The big names in the mobile technology industry have flocked to Barcelona where the annual Mobile World Congress has opened. Visitors are expecting to see the next generation of high-tech devices.
The four-day event will enable visitors to catch a glimpse of new mobile gadgets and devices that producers are already marketing as must-haves.
Germany's Deutsche Telekom for instance announced in Barcelona it would soon launch an app for smartphones that encrypted voice and text messages and would be available to all its users. The company said it expected huge consumer interest in the technology as privacy fears have sparked a greater awareness of people's need to shield against data spying.
Deutsche Telekom said the cloud-based app would encrypt any data exchange between two devices using a unique code. It added the service would first be available for Android smartphones, with a version for iOS devices to be launched later this year.
Everything needs to be smart
The Mobile World Congress in Barcelona also saw South Korea's LG Electronics join the battle for dominance in the relatively new market of computerized wristwatches. The company's Park Jong-seok maintained early smartwatch models failed to demonstrate why consumers should buy them.
He said LG's strategy was not to release a half-baked product, but one that would convince consumers right away and would be paired with a smartphone like those already available from some competitors.

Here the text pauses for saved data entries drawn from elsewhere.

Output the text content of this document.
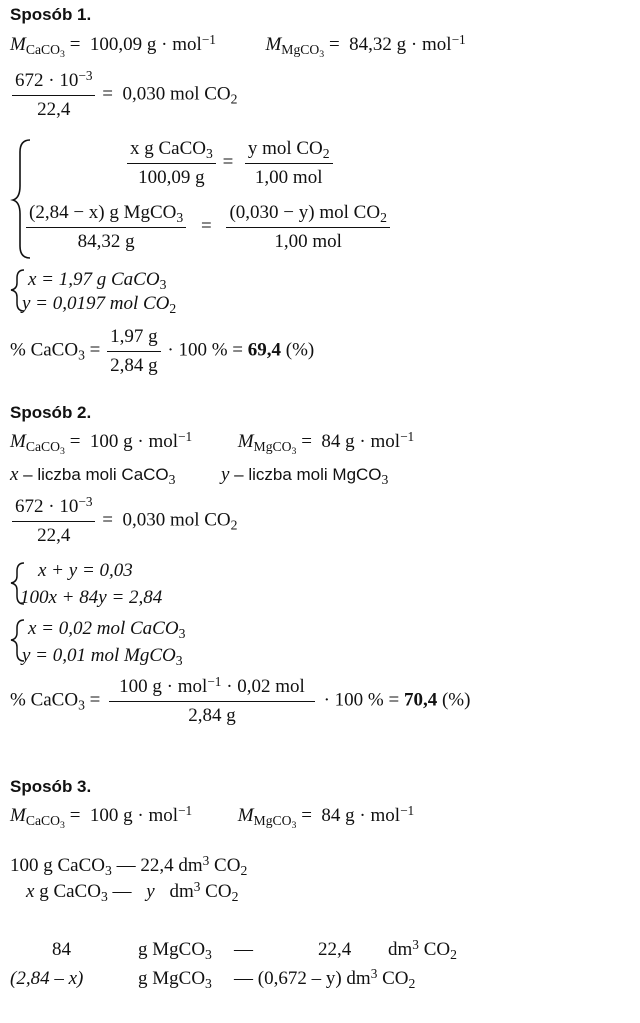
Sposób 1.
$M_{CaCO_3} = 100,09$ g · mol$^{-1}$	$M_{MgCO_3} = 84,32$ g · mol$^{-1}$
$\frac{672 \cdot 10^{-3}}{22,4} = 0,030$ mol $CO_2$
$\frac{x g CaCO_3}{100,09 g} = \frac{y mol CO_2}{\text{1,00 mol}}$
$\frac{(2,84 - x) g MgCO_3}{84,32 g} = \frac{(0,030 - y) mol CO_2}{\text{1,00 mol}}$
x = 1,97 g CaCO$_3$
y = 0,0197 mol $CO_2$
% CaCO$_3$ = $\frac{1,97 g}{2,84 g} \cdot 100$ % = 69,4 (%)
Sposób 2.
$M_{CaCO_3} = 100$ g · mol$^{-1}$ $M_{MgCO_3} = 84$ g · mol$^{-1}$
x – liczba moli CaCO$_3$ y – liczba moli MgCO$_3$
$\frac{672 \cdot 10^{-3}}{22,4} = 0,030$ mol $CO_2$
x + y = 0,03
100x + 84y = 2,84
x = 0,02 mol CaCO$_3$
y = 0,01 mol MgCO$_3$
% CaCO$_3$ = $\frac{100 g \cdot mol^{-1} \cdot 0,02 mol}{2,84 g} \cdot 100$ % = 70,4 (%)
Sposób 3.
$M_{CaCO_3} = 100$ g · mol$^{-1}$ $M_{MgCO_3} = 84$ g · mol$^{-1}$
100 g CaCO$_3$ — 22,4 $dm^3$ $CO_2$
x g CaCO$_3$ — y $dm^3$ $CO_2$
84	g MgCO$_3$ —	22,4 $dm^3$ $CO_2$
(2,84 – x)	g MgCO$_3$ — (0,672 – y) $dm^3$ $CO_2$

Sony on Monday demonstrated a SmartBand fitness accessory, working with a liefelog app on the phone to record your day. The company said you could see key moments of physical exercise on a timeline, including photos taken and messages sent and received. Sony said that as the day progressed on that timeline, you saw the number of steps made and calories burned to a given point.
The Barcelona fair is the biggest event for the mobile technology sector. But while there will be no lack of novelties, a major revolution in the industry is not in sight this time around.